Ned Cromar Hill (born 1945) is the American National Advisory Council professor of business management and was dean of the Marriott School of Business (MSB) at Brigham Young University (BYU) from 1998 to 2008. From 2011 to 2014, he served as president of the Romania Bucharest Mission of the Church of Jesus Christ of Latter-day Saints (LDS Church).

==Career==
Prior to his appointment as the MSB's dean, he served for two years as an assistant to BYU president Merrill J. Bateman, with responsibility for strategic planning in the areas of facilities and space management, distance learning, information systems, and assessment. Before joining the administration, Hill chaired the MSB's Department of Business Management. He joined the MSB faculty as the Joel C. Peterson Professor of Business Administration in 1987 and received the school's Outstanding Faculty Award in 1992.

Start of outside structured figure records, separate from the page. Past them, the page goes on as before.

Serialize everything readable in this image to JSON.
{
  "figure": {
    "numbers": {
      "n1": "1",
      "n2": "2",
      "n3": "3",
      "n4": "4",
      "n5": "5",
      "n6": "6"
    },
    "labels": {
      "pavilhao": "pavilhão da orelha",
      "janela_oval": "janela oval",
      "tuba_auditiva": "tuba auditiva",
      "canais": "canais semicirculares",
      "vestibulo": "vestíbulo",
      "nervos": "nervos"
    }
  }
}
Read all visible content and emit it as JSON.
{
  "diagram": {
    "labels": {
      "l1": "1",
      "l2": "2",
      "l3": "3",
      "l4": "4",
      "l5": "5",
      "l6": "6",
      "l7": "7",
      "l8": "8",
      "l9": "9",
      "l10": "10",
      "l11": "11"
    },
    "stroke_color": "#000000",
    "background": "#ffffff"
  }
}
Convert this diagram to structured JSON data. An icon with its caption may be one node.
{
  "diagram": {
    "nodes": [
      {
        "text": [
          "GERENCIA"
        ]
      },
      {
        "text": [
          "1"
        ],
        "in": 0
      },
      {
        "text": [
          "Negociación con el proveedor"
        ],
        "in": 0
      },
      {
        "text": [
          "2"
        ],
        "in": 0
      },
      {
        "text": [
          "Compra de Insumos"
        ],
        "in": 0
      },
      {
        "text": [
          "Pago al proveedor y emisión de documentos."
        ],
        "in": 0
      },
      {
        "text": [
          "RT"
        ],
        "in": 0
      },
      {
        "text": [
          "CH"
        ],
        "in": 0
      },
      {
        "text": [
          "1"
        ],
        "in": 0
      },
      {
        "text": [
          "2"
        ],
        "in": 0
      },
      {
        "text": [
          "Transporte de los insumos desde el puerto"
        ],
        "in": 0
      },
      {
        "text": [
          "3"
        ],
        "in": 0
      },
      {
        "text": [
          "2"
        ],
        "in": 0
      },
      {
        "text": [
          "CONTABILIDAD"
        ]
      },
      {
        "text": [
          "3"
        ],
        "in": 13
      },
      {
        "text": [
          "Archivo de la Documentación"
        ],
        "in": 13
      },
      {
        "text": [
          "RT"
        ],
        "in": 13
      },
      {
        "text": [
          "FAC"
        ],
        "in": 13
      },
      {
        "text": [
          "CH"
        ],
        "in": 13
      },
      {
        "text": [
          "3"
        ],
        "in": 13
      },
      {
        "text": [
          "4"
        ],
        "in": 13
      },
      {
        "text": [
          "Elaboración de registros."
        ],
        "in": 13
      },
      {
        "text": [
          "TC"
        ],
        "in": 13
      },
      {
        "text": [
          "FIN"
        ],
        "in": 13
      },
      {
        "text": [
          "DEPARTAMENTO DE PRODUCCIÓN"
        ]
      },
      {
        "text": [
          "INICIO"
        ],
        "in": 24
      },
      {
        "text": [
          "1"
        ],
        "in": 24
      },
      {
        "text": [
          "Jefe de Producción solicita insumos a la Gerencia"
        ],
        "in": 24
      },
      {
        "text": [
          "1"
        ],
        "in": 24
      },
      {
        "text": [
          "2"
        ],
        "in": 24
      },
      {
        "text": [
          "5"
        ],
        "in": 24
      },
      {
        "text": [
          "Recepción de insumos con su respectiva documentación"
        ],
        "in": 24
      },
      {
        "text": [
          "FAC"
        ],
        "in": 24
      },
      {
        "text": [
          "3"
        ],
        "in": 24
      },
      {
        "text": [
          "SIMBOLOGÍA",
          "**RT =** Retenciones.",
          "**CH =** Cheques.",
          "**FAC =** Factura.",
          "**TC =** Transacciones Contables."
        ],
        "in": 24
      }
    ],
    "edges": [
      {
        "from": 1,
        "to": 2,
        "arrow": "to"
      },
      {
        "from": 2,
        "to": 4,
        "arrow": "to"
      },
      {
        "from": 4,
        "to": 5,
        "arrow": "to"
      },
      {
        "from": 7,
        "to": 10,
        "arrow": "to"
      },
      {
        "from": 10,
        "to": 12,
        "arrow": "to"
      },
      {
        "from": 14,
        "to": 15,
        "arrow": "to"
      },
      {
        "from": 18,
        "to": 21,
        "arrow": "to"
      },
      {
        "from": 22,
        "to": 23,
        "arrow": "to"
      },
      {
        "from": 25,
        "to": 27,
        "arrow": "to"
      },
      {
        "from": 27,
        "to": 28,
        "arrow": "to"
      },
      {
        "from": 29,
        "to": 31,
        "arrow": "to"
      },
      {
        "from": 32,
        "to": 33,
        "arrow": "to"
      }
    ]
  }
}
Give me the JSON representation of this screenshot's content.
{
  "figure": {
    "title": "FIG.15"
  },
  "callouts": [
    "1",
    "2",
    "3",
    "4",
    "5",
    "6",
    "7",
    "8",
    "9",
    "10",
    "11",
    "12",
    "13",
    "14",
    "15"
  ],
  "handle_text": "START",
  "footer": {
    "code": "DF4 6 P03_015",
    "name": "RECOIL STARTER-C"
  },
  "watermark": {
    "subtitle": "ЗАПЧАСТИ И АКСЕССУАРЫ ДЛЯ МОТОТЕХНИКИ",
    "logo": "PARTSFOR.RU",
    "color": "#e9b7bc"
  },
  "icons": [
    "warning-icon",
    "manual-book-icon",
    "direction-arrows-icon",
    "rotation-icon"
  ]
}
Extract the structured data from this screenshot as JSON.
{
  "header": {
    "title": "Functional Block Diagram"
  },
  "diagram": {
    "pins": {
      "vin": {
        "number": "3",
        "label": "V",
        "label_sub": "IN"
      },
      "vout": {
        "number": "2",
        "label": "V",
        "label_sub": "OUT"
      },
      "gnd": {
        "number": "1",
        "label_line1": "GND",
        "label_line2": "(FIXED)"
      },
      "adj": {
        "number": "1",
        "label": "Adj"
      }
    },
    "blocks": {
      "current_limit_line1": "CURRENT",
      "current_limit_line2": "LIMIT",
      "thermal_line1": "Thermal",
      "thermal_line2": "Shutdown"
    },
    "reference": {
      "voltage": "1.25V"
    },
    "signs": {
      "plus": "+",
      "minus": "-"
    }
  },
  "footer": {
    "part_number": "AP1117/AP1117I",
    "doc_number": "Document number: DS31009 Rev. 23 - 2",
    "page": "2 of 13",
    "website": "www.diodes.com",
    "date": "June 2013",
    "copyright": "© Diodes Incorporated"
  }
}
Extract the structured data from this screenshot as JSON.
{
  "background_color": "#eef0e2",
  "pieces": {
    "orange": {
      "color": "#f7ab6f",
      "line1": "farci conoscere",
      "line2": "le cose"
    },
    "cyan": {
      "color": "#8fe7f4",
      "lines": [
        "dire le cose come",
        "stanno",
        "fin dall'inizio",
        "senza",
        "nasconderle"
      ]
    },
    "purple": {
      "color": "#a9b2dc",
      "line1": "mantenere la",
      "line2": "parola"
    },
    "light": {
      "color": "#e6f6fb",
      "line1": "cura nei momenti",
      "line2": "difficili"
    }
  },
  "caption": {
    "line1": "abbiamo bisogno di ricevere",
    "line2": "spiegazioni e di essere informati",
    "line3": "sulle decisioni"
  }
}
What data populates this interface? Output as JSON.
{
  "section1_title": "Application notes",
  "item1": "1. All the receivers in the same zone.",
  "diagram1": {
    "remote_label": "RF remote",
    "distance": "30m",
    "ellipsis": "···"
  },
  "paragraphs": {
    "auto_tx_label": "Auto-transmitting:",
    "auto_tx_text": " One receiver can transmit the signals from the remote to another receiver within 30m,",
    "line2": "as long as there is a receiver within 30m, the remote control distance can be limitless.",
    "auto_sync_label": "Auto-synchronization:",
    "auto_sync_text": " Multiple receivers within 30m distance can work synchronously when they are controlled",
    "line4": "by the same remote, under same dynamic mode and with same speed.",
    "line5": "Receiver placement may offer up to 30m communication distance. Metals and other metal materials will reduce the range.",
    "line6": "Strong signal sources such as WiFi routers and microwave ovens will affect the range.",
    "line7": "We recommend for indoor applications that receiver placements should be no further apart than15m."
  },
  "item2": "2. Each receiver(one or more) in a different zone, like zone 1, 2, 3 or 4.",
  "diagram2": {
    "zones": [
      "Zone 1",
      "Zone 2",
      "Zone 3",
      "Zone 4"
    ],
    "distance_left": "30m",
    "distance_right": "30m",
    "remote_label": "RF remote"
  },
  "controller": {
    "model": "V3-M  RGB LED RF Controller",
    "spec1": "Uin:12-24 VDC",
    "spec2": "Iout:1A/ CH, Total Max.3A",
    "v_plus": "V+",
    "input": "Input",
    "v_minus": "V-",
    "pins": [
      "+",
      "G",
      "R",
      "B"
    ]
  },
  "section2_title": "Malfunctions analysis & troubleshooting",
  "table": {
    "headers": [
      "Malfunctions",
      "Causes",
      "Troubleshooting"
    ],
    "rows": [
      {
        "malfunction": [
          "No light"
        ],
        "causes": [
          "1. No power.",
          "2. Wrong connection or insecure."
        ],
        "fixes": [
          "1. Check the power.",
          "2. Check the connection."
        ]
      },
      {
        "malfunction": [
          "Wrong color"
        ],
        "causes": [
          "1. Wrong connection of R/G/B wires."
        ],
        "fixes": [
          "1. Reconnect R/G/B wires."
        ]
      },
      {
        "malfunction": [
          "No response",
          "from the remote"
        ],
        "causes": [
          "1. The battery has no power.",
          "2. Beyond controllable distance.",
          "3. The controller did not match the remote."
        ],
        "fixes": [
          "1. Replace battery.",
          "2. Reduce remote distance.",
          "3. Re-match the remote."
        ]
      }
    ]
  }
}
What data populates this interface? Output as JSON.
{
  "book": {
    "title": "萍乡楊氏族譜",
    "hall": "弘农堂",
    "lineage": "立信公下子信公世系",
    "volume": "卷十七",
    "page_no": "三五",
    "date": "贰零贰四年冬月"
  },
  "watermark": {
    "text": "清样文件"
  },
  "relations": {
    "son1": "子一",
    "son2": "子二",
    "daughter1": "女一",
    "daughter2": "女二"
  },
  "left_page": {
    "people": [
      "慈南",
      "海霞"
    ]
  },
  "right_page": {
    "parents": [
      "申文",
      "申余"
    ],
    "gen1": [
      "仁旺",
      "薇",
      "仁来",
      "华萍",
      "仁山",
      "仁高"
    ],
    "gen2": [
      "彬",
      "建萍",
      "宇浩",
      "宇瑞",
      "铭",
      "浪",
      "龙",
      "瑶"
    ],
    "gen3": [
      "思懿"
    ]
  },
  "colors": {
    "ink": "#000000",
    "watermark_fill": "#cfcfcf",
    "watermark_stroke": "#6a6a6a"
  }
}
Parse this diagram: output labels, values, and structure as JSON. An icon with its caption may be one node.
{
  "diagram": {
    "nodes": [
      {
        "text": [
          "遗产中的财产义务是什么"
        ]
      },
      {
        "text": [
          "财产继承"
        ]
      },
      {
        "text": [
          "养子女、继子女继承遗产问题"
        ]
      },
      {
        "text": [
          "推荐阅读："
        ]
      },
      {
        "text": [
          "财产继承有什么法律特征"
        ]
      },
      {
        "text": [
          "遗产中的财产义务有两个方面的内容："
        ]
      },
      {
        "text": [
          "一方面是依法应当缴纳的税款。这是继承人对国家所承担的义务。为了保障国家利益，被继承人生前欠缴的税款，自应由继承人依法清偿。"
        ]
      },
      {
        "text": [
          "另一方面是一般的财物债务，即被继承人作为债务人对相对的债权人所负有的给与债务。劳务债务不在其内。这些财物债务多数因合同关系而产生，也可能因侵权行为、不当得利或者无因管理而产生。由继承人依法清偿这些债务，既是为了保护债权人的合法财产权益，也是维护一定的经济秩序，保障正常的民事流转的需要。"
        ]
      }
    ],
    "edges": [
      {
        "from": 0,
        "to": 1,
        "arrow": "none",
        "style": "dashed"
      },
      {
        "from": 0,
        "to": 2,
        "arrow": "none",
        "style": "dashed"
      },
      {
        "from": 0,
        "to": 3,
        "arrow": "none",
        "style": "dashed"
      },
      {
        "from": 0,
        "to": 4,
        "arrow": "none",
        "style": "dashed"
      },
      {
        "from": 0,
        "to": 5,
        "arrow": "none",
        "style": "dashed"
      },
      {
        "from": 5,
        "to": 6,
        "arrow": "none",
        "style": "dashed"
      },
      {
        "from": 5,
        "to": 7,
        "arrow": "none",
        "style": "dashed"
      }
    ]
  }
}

During 1976 to 1977, Hill was an assistant professor at Cornell University. From 1977 to 1987 he was a finance professor on the faculty of Indiana University. MBA students at both BYU and Indiana University elected him their outstanding teacher several times.

Hill is a widely published author and frequent speaker on the subjects of treasury management, electronic commerce, and personal finance. He was founder and senior editor of EDI FORUM: The Journal of Electronic Commerce and has written four books and more than 70 professional articles. For several years he served on the Information Technology Commission for the state of Utah, and he has been a regional director of the Financial Management Association.

Hill holds a PhD in finance from the Samuel Curtis Johnson Graduate School of Management at Cornell University, a master's degree in chemistry from Cornell, and a bachelor's degree in chemistry from the University of Utah.

On January 25, 2011, the MSB announced the creation of a new chaired professorship, the Ned Cromar Hill Professorship of Finance. The professorship was established and funded by Hill's longtime friends, Brent and Bonnie Jean Beesley.

==Criticism surrounding Mitt Romney's presidential bid==
On October 9, 2006, Hill and MSB associate dean, W. Steve Albrecht, sent an e-mail to 50 BYU Management Society members and 100 members of the school's National Advisory Council asking them to support Mitt Romney's potential bid for the presidency. Hill and Albrecht signed the message with their official BYU titles, sent the e-mail from a BYU e-mail address, and began the message "Dear Marriott School Friend." Both the LDS Church and BYU, as tax-exempt, nonprofit organizations, are prohibited by federal law from advocating on behalf of a particular candidate or political party. Albrecht said that he should not have sent it in his capacity as a BYU dean: "It wasn't something BYU did, it wasn't something I probably should have done, and it was bad judgment."

==Personal life==
As a young man, Hill served as an LDS Church missionary in Germany. During his time at Indiana University, Hill served as president of the church's Bloomington Indiana Stake. He and his wife, Claralyn, are the parents of five children. Hill's wife unsuccessfully ran for the Utah State House of Representatives as a moderate Democrat in 2008.